Negotiations under way for kidnapped Kansans

? The Bush administration is monitoring negotiations aimed at winning the release of two American missionaries from Kansas who have been held hostage by rebels in the Philippines for nearly a year, senior U.S. officials said Thursday night.

The officials said that the negotiations were being conducted by a group known to the rebels and that the talks were at a delicate stage. The negotiators were not identified.

The discussions involved possible payments of several hundred thousand dollars and other considerations, the officials said, speaking on condition of anonymity.
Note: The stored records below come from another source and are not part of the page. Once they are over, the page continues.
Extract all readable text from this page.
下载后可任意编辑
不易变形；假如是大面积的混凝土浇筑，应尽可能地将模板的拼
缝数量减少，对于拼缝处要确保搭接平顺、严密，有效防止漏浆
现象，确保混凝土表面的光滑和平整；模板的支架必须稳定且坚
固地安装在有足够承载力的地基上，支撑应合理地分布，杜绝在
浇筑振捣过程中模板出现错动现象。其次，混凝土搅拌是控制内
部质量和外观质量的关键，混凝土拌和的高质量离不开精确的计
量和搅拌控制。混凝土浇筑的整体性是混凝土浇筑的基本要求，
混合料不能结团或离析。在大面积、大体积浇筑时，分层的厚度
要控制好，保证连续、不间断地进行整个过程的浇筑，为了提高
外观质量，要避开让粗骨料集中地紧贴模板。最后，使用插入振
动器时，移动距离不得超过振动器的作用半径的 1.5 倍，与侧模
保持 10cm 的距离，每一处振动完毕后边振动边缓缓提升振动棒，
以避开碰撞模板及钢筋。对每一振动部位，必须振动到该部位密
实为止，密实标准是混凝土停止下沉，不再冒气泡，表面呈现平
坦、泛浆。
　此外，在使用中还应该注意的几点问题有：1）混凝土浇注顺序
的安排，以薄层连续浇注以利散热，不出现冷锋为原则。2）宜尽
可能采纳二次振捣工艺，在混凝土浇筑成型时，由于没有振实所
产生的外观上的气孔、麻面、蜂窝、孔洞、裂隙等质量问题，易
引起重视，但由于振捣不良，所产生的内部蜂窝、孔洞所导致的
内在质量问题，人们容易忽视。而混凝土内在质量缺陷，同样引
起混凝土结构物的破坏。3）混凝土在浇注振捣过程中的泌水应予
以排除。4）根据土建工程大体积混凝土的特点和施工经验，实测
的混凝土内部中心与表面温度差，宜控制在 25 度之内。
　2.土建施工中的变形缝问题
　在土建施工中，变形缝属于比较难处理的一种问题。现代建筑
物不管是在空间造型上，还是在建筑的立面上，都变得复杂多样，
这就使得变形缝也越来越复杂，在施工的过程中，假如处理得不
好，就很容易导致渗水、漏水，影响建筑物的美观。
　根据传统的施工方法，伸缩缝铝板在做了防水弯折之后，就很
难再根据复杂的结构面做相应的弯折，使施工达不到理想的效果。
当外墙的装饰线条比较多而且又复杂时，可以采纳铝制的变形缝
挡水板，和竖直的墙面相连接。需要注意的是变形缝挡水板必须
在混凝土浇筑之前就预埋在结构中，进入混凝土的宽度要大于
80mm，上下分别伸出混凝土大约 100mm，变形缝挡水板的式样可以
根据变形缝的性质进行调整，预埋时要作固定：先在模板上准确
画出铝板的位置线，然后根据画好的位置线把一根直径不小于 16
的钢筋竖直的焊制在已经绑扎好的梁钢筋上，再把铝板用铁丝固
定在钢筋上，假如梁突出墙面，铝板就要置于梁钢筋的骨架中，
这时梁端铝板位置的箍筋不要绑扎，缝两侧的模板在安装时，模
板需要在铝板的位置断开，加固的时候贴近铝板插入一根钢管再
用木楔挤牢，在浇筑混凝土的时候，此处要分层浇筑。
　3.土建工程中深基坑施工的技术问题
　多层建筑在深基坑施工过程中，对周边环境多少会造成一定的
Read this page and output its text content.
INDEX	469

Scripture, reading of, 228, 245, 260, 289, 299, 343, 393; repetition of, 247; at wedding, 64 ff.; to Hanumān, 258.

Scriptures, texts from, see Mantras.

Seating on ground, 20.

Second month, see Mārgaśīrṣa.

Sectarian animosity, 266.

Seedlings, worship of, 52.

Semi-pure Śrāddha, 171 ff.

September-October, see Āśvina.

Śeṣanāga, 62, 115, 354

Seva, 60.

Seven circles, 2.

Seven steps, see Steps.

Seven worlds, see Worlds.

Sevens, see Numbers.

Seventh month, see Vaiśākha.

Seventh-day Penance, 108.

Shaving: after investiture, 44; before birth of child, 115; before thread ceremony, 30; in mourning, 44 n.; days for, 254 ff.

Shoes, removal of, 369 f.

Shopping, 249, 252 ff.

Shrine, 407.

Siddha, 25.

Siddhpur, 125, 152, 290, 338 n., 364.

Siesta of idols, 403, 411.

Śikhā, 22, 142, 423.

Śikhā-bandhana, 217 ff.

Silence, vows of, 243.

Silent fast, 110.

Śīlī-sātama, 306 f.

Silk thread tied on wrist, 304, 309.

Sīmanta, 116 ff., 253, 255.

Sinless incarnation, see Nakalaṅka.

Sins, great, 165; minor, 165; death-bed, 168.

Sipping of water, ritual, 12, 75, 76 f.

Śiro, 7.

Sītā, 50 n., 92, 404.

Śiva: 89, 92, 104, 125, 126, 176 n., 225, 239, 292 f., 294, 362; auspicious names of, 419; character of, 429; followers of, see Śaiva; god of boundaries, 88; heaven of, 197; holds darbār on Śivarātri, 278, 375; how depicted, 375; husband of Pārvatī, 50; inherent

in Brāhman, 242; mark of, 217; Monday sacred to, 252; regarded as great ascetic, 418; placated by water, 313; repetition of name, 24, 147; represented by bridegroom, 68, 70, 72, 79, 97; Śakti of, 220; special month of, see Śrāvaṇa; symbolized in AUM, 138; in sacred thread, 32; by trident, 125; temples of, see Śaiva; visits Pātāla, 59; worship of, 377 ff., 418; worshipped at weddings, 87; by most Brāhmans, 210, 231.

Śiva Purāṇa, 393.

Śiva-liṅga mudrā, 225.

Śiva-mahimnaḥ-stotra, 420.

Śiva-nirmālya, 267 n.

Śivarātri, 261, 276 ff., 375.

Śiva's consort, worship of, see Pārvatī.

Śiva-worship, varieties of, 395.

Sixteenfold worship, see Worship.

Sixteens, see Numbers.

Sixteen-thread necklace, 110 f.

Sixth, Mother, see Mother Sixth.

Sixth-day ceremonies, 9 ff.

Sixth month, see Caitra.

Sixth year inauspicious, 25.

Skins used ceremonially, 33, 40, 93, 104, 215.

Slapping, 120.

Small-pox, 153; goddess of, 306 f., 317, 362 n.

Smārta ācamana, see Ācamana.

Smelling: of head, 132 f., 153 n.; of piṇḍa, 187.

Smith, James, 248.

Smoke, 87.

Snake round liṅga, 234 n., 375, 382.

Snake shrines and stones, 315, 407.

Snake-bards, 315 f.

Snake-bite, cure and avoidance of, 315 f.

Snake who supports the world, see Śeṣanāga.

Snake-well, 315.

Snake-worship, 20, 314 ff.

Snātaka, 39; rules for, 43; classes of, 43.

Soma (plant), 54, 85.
One official said the negotiations were being monitored by the highest levels at the White House, intelligence and law enforcement agencies.

“There has been some progress and activity as recent as today,” the official said late Thursday.

The officials also said they were encouraged by evidence that the two missionaries were still alive.

Abu Sayyaf, a Muslim extremist group with links to Sept. 11 suspect Osama bin Laden, is holding Martin and Gracia Burnham of Wichita, Kan., and Ediborah Yap, a nurse from the Philippines.

Doug Burnham, Martin’s brother from Rose Hill, Kan., said the family had not heard anything about negotiations late Thursday.

The negotiations, first reported by The Washington Times, come less than a month after the State Department acknowledged a growing threat of kidnappings across the world and announced a change in the United States’ decades old hostage negotiation policy.

The Bush administration shifted the policy by pledging to “make every effort” to gain the release of any American kidnapped overseas.

Previously, the U.S. government focused on protecting its diplomats and workers around the world and didn’t review every private kidnapping case “to the extent to which it would be examined now,” State Department Richard Boucher said.

But the State Department also reaffirmed its commitment to some parts of the original policy, ruling out paying ransom or making other concessions. It advised corporations with kidnapped employees to do the same.

Abu Sayyaf gunmen raided the Dos Palmas resort last May 27 and abducted three Americans and 17 Filipinos. All of the hostages were taken to Abu Sayyaf strongholds on Basilan Island near Zamboanga.